In Lock Haven we joined the Norfolk Southern Buffalo/Erie line, then came back down the eastern shore of the Susquehanna to Rockville.
There we got on the original Pennsy main, which used Rockville Bridge.
It was dusk, yet here we were, gliding placidly over the wide Susquehanna below.
It was surreal, just getting across takes a few minutes.
Every railfan should see Rockville; it’s impressive.
A train on it is tiny. Often an entire train will fit on the bridge, perhaps as many as 80 cars.
Rockville is still in use. In fact, it was considered as a base for the Interstate-81 bridge over the Susquehanna.
That didn’t happen. Interstate-81 built its own bridge south of Rockville.
Rockville is no longer the mainline across PA. Freight goes down to Enola (“aye-NOLE-uh;” as in “hay”) Yard southwest of Harrisburg, where it heads toward New York City via the old Reading (“redd-ing;” not “read-ing”) line, after the old Pennsy electrified-line became Amtrak’s Northeast Corridor.
Even Pennsy degraded Rockville Bridge. Rockville was part of the original Pennsy main, Harrisburg to Pittsburgh.
But Harrisburg became a bottleneck, so much Pennsy built Enola southwest of Harrisburg across the river.
So much freight was moving east over Pennsy, they began routing it to Enola, where it could switch over to Pennsy’s electrified freight-lines east.
But passenger service continued over the original Pennsy through Harrisburg, then over Rockville.
But passenger service became moribund.
So Rockville is now more just a river-crossing for freight from Enola bound for the eastern shore of the river, then north.

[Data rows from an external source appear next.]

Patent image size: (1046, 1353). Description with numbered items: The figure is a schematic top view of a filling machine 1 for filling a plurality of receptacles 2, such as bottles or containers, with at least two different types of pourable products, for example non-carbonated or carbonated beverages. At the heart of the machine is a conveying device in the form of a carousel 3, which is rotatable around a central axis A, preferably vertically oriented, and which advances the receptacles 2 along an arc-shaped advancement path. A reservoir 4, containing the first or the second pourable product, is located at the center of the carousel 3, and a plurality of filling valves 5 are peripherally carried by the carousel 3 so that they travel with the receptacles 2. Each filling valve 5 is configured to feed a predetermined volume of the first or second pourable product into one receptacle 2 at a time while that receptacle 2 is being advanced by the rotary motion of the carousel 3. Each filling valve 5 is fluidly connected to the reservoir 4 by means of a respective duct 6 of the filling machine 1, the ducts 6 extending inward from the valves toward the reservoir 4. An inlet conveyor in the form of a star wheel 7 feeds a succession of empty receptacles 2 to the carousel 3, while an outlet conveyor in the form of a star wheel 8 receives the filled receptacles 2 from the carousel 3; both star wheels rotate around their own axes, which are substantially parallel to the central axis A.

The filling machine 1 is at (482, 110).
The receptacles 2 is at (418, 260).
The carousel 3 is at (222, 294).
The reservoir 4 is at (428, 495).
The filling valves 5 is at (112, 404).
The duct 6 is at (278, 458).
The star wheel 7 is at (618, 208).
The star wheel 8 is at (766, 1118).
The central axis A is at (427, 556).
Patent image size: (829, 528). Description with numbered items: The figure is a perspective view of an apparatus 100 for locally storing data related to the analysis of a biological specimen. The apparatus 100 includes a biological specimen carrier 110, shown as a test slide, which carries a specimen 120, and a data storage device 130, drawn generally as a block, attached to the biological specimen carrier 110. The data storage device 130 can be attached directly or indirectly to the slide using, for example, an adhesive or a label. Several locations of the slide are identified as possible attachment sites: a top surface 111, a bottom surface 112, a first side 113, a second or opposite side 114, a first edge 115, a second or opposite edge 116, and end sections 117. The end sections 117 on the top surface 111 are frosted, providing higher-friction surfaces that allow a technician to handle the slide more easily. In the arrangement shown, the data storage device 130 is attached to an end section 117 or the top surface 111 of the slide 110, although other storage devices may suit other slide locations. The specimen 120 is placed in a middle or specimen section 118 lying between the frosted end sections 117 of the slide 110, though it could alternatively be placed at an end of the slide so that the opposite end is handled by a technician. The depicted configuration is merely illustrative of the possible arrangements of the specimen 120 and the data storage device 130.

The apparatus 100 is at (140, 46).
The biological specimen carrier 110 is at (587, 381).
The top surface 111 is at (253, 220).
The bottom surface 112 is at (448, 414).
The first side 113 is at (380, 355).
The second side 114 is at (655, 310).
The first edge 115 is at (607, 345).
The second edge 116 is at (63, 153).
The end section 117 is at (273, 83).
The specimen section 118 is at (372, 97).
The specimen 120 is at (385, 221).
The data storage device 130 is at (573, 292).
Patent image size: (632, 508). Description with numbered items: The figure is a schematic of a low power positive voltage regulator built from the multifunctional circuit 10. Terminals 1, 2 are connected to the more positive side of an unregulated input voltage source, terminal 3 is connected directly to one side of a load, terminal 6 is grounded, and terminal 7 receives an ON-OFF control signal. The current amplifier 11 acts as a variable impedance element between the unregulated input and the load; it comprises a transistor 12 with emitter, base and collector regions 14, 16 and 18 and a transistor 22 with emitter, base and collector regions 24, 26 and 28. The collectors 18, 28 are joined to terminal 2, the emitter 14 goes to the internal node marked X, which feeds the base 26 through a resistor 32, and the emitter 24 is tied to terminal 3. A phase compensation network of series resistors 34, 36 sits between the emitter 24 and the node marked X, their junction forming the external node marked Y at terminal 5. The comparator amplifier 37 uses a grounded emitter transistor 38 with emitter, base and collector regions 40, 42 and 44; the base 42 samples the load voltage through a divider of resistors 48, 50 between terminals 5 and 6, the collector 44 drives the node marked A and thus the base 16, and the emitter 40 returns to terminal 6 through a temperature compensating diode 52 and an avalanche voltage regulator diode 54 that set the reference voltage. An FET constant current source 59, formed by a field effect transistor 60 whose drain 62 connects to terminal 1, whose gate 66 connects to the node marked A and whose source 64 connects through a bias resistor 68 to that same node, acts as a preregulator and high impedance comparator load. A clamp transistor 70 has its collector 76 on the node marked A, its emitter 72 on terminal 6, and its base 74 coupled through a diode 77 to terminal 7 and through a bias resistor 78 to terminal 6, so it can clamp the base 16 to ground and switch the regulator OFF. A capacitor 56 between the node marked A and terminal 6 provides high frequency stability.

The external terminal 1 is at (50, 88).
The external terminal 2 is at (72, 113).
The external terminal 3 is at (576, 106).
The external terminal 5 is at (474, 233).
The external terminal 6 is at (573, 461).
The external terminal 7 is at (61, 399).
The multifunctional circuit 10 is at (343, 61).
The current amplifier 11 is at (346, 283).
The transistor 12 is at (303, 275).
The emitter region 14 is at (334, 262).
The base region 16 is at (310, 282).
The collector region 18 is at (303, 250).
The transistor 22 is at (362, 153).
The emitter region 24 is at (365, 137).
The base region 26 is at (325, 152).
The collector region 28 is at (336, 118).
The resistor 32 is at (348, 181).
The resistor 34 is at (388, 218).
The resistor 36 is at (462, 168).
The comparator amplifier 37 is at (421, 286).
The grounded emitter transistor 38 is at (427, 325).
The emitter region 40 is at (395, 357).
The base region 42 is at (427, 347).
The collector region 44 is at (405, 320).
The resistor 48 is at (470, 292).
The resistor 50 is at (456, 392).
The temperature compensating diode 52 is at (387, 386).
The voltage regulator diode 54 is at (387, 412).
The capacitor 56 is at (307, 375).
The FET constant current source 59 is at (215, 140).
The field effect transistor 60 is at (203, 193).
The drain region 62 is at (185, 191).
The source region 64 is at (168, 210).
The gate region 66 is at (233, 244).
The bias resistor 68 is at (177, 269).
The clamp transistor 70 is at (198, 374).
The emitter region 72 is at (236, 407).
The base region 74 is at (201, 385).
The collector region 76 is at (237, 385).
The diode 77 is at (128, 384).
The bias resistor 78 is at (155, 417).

That’s not the original Pennsy main, and of course the railroad is no longer Pennsy. It’s Norfolk Southern, a successor to Conrail.
Yet Rockville remains.
Every time I see it I think “It would take a direct-hit from a thermonuclear warhead to take it out!”


(Photo by Rodney DiPaolo.)

• I am a railfan, and have been since age-two (I’m 70).
• A “U-boat” is General-Electric’s “U” (utility) series freight locomotive. Railfans called ‘em “U-boats.”
• My beloved wife of over 44 years died of cancer April 17th, 2012. I miss her dearly.